Nevada State Lawmaker Who Was at U.S. Capitol During Riot Refuses To Quit

Newly elected Assemblywoman Annie Black has said she will not resign, after attending the protest that turned violent in Washington on Wednesday.

In an email blast sent through her campaign website, Black outlined her involvement on the day and insisted that she was "not going anywhere."

Black says she flew to Washington, D.C. by herself to attend the "Stop the Steal" rally, and while participating in the march, never entered the Capitol building.

She said the rally was "marred by some fringe elements who assaulted police officers and damaged property," adding added that: "THEY should be punished. Severely." The violence resulted in five deaths and 52 arrests.

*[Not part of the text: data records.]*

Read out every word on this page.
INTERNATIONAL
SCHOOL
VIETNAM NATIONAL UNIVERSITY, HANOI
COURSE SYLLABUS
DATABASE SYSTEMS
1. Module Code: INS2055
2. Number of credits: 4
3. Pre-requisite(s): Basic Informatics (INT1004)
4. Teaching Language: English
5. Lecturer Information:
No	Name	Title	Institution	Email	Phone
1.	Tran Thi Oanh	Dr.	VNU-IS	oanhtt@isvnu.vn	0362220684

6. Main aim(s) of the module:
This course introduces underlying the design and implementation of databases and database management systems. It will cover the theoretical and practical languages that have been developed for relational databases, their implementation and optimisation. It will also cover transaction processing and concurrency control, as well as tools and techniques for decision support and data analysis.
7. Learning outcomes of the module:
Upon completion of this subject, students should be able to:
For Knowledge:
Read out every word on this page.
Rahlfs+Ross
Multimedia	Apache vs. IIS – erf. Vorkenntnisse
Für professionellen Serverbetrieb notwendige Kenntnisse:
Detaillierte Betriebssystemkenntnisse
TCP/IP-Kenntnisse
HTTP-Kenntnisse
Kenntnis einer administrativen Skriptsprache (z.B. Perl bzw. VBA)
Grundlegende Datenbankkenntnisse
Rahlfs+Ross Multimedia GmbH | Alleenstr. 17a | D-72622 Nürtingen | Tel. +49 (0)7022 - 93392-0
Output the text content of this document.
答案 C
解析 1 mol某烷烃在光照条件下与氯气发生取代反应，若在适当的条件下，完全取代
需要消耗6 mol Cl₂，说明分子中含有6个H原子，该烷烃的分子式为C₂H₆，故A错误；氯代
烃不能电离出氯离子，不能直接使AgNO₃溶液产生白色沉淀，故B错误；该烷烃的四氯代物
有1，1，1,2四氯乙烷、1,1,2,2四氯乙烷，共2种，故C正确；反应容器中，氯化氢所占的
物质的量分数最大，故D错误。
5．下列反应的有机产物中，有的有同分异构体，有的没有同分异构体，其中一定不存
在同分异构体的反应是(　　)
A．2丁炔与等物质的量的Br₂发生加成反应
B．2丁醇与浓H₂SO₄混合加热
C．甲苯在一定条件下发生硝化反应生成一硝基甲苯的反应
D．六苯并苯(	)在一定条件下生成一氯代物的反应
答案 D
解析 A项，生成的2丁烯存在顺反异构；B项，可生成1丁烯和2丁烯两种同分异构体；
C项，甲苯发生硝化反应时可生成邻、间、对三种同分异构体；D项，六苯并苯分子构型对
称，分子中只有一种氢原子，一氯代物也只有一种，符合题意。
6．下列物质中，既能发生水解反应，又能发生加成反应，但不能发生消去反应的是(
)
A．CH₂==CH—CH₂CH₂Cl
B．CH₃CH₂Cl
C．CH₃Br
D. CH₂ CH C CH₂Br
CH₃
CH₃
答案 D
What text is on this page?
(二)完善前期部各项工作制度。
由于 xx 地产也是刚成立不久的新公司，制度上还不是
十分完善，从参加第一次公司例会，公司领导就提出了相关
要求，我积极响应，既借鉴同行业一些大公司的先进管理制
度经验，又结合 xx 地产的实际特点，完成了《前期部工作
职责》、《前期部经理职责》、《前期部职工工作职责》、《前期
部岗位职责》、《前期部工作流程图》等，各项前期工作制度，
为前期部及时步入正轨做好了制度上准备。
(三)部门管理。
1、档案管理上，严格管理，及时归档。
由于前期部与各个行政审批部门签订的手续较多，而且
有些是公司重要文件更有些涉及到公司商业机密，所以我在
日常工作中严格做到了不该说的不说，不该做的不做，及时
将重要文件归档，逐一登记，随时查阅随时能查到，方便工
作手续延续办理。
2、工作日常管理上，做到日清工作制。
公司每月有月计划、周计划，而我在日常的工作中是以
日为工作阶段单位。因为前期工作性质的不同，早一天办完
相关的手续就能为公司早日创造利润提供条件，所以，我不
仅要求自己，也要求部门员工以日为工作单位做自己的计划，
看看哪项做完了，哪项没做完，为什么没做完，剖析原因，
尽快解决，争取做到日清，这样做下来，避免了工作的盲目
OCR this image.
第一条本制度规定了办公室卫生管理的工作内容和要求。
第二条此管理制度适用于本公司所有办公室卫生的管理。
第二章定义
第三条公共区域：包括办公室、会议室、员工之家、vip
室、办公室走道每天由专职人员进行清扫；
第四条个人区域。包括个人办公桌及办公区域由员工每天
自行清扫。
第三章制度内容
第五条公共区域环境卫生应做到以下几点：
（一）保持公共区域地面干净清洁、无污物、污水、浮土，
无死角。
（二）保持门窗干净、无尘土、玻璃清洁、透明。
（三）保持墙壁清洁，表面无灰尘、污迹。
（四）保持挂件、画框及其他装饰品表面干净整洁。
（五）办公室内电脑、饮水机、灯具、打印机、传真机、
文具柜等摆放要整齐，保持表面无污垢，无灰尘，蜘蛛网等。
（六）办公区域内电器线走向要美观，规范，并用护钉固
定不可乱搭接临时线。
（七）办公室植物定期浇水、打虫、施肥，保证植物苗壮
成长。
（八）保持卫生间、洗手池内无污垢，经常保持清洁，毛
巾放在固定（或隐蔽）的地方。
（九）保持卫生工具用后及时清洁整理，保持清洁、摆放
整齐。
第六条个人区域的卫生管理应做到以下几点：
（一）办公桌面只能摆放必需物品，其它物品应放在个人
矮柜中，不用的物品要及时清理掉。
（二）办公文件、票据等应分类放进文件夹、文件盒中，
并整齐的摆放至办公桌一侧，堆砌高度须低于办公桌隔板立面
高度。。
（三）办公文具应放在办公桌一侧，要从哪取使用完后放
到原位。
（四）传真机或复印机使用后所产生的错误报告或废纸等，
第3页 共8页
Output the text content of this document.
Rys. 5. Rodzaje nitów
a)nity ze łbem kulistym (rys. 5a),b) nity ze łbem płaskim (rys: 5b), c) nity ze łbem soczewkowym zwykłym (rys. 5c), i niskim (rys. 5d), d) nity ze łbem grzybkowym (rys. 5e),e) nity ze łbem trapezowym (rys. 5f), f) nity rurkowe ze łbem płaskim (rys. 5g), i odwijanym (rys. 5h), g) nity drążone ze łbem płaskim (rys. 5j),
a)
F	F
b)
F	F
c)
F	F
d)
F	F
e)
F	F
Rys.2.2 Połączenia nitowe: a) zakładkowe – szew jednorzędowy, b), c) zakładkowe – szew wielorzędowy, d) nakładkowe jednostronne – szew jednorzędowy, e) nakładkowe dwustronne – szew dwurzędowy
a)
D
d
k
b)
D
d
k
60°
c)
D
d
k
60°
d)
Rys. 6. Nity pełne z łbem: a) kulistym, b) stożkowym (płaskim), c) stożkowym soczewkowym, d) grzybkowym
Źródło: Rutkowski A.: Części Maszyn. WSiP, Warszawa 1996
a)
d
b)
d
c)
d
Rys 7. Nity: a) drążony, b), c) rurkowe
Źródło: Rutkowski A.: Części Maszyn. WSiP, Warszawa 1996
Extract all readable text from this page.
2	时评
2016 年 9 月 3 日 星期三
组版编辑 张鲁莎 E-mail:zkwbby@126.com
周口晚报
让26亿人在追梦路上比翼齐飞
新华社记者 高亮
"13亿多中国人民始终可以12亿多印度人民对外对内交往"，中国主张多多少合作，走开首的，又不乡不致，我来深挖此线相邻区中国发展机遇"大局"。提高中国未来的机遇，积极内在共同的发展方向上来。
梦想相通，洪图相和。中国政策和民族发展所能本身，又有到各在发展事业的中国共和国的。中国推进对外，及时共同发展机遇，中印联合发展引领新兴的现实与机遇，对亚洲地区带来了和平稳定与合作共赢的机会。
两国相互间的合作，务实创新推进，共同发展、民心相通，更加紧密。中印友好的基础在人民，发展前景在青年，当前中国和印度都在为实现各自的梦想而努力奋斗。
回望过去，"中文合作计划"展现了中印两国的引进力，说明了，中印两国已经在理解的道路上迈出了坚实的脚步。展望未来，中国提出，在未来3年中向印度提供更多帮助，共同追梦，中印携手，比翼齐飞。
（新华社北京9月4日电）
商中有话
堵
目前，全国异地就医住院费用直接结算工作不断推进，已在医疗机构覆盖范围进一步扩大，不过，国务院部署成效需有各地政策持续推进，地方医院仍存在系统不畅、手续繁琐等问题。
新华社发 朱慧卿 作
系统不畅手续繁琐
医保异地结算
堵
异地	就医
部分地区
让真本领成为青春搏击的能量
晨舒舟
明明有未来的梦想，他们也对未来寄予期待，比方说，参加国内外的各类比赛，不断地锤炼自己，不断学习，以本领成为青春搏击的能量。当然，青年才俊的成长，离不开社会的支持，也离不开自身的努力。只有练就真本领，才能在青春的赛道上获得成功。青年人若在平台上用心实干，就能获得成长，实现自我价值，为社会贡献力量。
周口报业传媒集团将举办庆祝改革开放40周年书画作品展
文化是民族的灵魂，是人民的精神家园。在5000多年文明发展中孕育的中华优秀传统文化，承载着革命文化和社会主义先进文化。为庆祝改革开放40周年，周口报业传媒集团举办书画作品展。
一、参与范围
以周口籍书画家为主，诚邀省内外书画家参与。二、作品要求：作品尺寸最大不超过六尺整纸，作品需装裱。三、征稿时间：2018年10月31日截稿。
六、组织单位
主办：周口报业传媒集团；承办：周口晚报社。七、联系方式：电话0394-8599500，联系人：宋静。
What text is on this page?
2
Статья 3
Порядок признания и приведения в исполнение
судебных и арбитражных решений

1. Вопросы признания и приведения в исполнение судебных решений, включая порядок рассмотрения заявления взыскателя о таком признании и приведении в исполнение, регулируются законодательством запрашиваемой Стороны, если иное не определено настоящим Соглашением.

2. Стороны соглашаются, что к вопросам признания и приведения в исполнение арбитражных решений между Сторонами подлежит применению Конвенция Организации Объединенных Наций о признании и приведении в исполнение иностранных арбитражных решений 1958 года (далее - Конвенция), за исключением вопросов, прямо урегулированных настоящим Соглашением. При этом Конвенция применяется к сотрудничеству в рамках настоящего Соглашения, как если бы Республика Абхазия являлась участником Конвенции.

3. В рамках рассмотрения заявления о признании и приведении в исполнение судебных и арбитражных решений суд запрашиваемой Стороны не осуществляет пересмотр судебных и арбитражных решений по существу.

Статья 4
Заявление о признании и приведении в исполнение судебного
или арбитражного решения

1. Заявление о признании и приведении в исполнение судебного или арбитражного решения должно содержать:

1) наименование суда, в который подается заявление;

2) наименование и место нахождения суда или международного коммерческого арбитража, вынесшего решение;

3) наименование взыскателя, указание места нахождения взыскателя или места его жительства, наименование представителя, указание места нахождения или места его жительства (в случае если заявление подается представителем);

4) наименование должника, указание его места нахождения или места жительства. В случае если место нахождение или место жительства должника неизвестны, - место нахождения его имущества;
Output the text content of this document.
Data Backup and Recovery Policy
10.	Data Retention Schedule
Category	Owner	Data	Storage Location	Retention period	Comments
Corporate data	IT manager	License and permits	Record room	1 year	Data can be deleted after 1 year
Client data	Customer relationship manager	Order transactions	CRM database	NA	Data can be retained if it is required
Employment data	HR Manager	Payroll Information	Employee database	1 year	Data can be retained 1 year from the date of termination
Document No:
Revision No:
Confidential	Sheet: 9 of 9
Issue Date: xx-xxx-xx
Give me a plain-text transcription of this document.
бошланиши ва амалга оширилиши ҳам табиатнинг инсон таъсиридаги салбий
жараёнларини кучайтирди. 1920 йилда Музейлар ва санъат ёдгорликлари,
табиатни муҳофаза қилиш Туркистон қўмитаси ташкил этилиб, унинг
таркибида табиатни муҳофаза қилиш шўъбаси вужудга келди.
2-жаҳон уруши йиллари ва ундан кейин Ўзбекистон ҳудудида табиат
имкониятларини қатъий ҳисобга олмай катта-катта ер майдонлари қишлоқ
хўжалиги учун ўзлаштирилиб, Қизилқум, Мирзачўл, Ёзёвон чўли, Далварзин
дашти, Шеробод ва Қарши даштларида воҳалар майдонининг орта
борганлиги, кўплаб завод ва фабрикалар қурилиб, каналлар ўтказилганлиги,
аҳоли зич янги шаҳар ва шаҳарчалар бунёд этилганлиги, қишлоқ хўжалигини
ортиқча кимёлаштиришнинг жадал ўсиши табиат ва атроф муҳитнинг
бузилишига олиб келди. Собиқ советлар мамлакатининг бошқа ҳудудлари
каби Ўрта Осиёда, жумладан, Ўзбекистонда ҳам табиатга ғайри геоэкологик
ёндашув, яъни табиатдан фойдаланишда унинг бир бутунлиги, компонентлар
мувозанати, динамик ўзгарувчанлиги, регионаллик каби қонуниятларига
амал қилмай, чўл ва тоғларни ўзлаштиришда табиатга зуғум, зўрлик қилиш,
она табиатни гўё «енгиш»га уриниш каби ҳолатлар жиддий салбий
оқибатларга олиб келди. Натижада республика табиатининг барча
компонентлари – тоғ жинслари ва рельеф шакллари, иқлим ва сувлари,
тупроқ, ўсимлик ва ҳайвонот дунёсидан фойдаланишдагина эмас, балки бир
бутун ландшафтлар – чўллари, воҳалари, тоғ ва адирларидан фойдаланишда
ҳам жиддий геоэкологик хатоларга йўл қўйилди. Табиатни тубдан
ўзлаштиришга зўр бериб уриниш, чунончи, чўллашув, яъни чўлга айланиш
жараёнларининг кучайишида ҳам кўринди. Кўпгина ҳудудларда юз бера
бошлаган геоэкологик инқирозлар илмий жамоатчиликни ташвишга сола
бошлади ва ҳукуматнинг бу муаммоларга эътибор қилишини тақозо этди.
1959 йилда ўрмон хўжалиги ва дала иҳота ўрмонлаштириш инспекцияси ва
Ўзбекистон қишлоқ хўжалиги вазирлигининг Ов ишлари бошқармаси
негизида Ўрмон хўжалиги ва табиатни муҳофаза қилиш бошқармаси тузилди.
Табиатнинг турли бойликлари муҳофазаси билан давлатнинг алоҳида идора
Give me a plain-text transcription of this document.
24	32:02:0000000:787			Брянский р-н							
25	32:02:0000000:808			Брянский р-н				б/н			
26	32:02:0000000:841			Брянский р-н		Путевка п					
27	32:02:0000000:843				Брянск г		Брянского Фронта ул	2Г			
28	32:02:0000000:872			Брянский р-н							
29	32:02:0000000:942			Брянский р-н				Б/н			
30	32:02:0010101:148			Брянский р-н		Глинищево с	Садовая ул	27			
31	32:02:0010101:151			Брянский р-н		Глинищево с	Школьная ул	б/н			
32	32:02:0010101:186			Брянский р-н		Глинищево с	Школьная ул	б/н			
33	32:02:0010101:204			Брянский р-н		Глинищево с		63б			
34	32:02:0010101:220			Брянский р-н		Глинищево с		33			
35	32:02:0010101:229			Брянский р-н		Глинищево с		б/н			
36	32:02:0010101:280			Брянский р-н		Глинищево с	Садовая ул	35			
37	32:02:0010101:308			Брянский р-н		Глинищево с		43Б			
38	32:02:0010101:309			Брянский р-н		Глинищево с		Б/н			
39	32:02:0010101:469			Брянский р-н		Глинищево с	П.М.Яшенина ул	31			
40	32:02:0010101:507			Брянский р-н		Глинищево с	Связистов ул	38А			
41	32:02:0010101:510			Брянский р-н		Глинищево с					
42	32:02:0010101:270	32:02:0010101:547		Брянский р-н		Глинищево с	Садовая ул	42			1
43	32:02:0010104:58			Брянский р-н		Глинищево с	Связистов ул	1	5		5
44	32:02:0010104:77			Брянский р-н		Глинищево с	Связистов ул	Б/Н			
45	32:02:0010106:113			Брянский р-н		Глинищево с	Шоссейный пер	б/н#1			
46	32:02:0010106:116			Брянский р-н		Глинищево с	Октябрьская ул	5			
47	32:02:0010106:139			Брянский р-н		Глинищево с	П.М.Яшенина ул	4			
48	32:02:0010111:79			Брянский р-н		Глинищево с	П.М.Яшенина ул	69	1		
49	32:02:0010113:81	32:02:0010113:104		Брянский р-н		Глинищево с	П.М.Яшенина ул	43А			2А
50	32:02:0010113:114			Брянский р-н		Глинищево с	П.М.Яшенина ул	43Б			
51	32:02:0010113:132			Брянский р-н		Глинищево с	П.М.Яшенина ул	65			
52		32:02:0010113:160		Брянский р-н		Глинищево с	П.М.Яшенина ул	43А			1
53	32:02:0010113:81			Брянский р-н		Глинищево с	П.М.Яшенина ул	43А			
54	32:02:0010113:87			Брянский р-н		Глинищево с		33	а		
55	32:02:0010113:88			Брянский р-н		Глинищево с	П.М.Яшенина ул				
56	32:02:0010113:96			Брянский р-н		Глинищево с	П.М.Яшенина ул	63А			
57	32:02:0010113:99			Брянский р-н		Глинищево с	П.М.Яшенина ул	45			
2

Riots At Capitol Building in Washington DC
Supporters of US President Donald Trump clash with the US Capitol police during a riot at the US Capitol on January 6, 2021, in Washington, DC. Black claims she attended the rally, but did not enter the Capitol building. Alex Edelman/Getty

Black told reporters earlier that she had attended the march from the White House to the Capitol, but had not entered the Capitol itself. "Going into the Capitol to me was unacceptable, there was no excuse for that," she said, going on to refer to the building as a sacred space.

Black said she and others had simply "exercised our constitutional right to peaceably assemble and "petition the government for a redress of grievances related to how the 2020 elections were conducted."

A member of Mesquite City Council since 2018 and Nevada Assembly since last year, Black previously said she has "attended over a dozen Trump rallies over the past few years."

Her refusal to resign comes after the Democratic Legislative Campaign Committee called on Friday for every Republican leader involved to "resign immediately," along with a list of names including Black's.

"There is blood on the ground at Capitol Hill and Republicans have nothing to say about their own elected officials who cheered on the rioters," Democratic Legislative Campaign Committee President Jessica Post said in a written statement after the violence.

"There must be consequences for these shameful actions. We have videos of Republican state legislators trespassing in the Capitol and encouraging the crowd outside. They must resign or be expelled from their offices, and their leaders need to apologize to the American people for the Republican Party's role in violently attacking our democracy."

In response to this, Black wrote: "I'm not going anywhere. Though it appears Republican Assembly Minority Leader Robin Titus wishes otherwise."

On Saturday, Virginia Republican Senator Amanda Chase also faced calls to resign. Virginia Senate's Democratic Caucus accused Chase of having "galvanized domestic terrorists who violated the United States Capitol on Wednesday afternoon through riots, destruction, and desecration."

Newsweek has approached Black and Chase for comment.